Start with a minimal known-good config, confirm it works, then add one change at a time.

See Getting started, Configuration: fundamentals, and Configuration: examples.

Observability & logs

How to enable debug logging

Ferron does not use a single global “debug mode” directive. For troubleshooting visibility:

  • Ensure error_log (or error_log_stderr) is enabled
  • Ensure access logs are enabled (log, log_stdout, or log_stderr)
  • Enable rewrite_log temporarily when debugging rewrite behavior
  • Optionally export logs/metrics/traces via OTLP

How to read logs effectively

  • Reproduce one request at a time.
  • Match request path/status in access logs with timestamps in error logs.
  • Check whether failure happened before upstream, during upstream connection, or in local file/routing logic.

How to read Combined Log Format access lines (default)

Ferron’s default access-log format is:

{client_ip} - {auth_user} [{timestamp}] "{method} {path_and_query} {version}" {status_code} {content_length} "{header:Referer}" "{header:User-Agent}"
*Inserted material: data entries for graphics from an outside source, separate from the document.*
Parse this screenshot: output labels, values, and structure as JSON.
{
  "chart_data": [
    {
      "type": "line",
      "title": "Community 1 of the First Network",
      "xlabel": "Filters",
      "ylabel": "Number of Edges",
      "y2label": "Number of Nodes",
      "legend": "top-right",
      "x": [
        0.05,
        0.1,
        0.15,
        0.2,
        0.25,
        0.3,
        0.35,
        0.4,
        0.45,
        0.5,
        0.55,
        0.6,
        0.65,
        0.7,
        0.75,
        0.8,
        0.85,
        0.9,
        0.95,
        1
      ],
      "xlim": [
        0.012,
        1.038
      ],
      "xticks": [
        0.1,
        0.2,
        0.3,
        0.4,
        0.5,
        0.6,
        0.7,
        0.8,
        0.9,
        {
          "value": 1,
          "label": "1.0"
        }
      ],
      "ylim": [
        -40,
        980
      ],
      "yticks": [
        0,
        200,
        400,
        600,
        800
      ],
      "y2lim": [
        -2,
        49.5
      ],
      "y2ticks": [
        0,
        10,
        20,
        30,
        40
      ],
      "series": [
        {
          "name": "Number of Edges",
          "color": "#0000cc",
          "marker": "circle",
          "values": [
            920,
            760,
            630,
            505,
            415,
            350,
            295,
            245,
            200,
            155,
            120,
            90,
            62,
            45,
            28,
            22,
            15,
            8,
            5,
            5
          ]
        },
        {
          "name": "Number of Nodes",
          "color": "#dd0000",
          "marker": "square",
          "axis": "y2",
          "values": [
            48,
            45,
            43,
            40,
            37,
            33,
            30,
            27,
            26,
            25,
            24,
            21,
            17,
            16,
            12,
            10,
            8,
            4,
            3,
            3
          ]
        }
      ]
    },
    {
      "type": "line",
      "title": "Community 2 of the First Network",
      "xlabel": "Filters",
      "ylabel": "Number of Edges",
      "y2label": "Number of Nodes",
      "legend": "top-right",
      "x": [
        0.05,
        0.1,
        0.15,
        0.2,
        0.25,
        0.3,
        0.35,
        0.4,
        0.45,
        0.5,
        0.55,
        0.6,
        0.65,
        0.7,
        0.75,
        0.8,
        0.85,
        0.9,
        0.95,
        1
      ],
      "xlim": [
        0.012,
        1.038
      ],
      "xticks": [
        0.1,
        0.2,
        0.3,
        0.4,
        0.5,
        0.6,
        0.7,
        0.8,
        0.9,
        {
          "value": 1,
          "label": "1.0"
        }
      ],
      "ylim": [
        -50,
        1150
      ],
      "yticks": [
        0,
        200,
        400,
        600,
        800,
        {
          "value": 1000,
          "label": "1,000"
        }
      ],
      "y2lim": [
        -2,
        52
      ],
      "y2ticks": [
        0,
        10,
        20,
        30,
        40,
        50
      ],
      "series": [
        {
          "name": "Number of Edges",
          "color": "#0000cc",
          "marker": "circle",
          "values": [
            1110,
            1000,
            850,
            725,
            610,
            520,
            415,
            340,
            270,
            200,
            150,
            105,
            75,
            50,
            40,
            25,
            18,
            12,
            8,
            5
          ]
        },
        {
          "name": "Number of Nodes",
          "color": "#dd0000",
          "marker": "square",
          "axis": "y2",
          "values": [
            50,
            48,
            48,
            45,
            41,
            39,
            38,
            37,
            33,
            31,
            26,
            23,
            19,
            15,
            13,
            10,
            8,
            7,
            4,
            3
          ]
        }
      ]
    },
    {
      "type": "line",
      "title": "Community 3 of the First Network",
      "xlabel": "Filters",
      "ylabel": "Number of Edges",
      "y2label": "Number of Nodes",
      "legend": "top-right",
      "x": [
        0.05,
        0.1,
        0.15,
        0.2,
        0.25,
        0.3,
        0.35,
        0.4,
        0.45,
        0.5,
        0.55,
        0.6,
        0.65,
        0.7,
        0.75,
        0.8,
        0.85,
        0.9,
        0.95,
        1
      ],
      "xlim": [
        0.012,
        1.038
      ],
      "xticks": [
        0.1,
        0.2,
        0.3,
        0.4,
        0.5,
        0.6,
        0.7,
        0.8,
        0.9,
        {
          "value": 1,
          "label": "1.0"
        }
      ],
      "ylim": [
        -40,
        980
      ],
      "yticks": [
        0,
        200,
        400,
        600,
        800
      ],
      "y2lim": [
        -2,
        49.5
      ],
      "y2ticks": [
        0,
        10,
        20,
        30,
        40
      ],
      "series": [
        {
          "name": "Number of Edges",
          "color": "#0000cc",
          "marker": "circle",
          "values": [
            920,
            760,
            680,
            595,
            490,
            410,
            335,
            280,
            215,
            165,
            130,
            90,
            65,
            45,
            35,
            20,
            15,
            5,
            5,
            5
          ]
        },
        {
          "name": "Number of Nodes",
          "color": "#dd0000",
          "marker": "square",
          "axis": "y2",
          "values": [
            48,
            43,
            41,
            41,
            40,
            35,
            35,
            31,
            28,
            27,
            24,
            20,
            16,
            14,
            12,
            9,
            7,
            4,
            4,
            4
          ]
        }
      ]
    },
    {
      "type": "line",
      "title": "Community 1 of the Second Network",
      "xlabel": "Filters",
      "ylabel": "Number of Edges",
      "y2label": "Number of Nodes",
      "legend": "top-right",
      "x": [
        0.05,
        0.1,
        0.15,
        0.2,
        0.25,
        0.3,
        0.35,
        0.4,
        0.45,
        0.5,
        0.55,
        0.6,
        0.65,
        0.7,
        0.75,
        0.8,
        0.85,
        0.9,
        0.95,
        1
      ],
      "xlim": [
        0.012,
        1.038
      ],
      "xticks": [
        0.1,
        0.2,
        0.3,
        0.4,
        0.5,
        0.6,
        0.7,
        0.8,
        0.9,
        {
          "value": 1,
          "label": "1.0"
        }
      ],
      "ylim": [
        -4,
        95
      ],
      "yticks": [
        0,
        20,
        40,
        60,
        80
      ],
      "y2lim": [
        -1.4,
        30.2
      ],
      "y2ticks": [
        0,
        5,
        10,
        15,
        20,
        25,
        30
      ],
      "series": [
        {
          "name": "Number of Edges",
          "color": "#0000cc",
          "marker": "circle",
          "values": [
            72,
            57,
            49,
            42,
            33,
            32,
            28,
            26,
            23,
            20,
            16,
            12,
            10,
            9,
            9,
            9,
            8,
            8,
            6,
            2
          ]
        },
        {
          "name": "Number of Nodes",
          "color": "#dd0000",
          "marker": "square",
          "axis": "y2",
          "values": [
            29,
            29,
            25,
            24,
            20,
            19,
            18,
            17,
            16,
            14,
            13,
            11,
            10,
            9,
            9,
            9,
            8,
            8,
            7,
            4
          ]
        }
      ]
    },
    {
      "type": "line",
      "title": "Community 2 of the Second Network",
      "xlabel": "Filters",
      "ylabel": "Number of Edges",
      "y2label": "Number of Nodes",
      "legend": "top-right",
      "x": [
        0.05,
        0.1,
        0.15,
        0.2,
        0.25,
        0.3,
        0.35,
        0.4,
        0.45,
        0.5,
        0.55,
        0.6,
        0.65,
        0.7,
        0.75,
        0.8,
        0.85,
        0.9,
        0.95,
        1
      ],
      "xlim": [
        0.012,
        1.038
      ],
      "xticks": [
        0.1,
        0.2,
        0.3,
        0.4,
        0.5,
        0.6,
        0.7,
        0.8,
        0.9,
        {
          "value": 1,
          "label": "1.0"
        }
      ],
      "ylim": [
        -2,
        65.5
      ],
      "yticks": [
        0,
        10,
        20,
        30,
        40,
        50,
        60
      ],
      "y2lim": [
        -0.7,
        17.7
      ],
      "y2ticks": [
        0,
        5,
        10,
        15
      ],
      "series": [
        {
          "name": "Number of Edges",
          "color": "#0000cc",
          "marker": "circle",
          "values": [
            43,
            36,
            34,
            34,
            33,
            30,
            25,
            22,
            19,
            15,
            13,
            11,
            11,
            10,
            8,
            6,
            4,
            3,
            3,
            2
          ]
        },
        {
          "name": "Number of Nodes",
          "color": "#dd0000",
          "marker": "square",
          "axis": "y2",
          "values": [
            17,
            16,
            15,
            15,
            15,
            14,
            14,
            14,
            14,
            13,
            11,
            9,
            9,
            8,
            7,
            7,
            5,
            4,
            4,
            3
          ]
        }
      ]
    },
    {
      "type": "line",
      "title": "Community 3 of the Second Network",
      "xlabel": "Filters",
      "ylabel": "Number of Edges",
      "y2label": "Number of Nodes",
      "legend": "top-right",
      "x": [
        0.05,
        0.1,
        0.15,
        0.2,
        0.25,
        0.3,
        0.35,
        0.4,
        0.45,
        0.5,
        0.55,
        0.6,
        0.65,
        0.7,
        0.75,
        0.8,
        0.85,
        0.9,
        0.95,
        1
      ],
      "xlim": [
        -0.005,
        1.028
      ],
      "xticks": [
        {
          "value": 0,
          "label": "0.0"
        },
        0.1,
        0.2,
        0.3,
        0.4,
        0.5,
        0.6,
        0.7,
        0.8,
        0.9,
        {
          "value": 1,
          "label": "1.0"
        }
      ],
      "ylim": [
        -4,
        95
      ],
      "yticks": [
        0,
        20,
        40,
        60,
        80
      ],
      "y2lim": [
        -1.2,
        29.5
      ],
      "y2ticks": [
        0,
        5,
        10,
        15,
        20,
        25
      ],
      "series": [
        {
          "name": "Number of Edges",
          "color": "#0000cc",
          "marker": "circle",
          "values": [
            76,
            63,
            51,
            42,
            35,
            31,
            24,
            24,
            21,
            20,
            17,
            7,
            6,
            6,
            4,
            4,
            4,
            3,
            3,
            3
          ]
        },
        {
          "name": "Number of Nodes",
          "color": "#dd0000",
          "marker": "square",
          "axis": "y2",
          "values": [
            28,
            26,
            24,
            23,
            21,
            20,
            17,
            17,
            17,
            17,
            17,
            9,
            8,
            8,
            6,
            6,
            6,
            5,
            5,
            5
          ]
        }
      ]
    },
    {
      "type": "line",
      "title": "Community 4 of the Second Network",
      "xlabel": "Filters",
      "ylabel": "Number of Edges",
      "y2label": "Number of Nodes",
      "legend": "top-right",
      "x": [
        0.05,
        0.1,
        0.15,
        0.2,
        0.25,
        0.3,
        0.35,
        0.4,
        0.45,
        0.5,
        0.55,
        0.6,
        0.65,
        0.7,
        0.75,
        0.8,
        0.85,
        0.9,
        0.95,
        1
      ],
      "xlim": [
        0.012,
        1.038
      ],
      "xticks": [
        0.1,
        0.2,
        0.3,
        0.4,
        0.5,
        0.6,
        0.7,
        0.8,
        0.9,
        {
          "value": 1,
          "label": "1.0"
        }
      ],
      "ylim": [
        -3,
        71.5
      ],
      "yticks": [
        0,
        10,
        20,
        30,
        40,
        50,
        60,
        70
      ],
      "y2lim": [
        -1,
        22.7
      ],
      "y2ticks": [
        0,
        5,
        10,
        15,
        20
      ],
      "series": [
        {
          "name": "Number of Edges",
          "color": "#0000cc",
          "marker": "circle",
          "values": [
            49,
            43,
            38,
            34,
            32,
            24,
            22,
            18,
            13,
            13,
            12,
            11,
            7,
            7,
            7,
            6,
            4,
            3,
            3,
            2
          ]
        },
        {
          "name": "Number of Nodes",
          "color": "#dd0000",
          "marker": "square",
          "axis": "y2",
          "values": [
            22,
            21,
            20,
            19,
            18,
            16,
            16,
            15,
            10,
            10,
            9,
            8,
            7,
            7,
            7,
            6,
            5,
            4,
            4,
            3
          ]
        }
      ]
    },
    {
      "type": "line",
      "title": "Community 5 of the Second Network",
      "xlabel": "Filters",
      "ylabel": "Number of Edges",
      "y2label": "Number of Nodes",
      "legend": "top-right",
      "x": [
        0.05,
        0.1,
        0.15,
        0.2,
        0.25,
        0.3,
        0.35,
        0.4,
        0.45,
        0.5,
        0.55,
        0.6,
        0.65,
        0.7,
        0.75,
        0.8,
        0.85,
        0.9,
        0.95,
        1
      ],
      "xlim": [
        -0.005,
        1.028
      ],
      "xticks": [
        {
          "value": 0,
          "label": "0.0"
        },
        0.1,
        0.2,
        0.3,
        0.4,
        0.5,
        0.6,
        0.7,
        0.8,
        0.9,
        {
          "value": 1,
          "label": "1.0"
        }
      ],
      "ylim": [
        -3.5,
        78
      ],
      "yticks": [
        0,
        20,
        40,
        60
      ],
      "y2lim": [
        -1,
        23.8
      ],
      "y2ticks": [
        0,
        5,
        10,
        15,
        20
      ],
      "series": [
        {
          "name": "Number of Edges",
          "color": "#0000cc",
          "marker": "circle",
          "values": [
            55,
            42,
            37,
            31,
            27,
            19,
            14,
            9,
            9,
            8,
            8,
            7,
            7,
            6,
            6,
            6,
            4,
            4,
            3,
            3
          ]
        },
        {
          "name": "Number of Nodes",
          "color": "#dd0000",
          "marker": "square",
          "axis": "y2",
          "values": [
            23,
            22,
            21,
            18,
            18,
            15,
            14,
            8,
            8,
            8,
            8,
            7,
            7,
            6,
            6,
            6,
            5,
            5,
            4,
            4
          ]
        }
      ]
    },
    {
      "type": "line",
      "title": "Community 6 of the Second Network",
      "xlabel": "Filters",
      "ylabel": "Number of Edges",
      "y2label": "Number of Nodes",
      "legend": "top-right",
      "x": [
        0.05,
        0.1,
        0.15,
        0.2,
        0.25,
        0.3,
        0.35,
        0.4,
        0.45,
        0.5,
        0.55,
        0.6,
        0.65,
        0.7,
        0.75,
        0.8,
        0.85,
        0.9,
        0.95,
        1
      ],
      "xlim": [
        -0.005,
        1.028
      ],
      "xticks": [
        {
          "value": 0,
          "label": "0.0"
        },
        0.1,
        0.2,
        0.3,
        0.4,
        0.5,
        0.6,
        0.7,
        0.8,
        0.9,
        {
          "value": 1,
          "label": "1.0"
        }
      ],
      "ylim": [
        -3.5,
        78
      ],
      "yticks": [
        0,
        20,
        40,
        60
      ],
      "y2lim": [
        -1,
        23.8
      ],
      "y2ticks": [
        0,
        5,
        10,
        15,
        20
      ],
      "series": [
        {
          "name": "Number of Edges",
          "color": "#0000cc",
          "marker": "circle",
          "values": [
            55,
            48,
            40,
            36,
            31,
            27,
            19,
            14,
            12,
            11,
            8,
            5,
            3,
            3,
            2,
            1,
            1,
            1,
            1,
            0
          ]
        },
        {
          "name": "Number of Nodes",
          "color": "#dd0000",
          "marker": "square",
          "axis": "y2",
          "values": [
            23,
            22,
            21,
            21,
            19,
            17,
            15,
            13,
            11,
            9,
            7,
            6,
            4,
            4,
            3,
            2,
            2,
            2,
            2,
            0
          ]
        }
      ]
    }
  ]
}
This matches the default log_format directive in Configuration: observability & logging.

Example line:

::ffff:203.0.113.42 - - [19/Feb/2026:14:26:11 +0000] "GET /api/health HTTP/1.1" 200 27 "-" "curl/8.5.0"

Field breakdown:

  • ::ffff:203.0.113.42 - client IP (client_ip)
  • first - - RFC 1413 identity placeholder (unused)
  • second - - authenticated user (auth_user), - when not authenticated
  • [19/Feb/2026:14:26:11 +0000] - request timestamp (timestamp)
  • "GET /api/health HTTP/1.1" - method, path+query, and protocol version
  • 200 - response status code
  • 27 - response content length in bytes
  • "-" - Referer header (missing in this example)
  • "curl/8.5.0" - User-Agent header

Quick reading heuristics:

  • Focus on status code first (2xx success, 3xx redirects, 4xx client-side/request-side, 5xx server/upstream-side).
  • Repeated 4xx on unrelated paths from many IPs usually indicates bot scanning.
  • Bursts of 502/504 for valid routes usually indicate upstream/backhaul problems.
  • Correlate the same timestamp window in error logs for root cause details.

How to interpret common errors

  • 404 Not Found - often wrong root, wrong path rewrite, or backend route mismatch.
  • 403 Forbidden - often access-control rule or filesystem permissions.
  • 502 Bad Gateway - upstream connection/handshake failure.
  • 504 Gateway Timeout - upstream reachable but too slow/unresponsive.

Still stuck?

When asking for help, include Ferron version (ferron --version), your deployment type, a minimal config snippet, and the relevant error-log lines.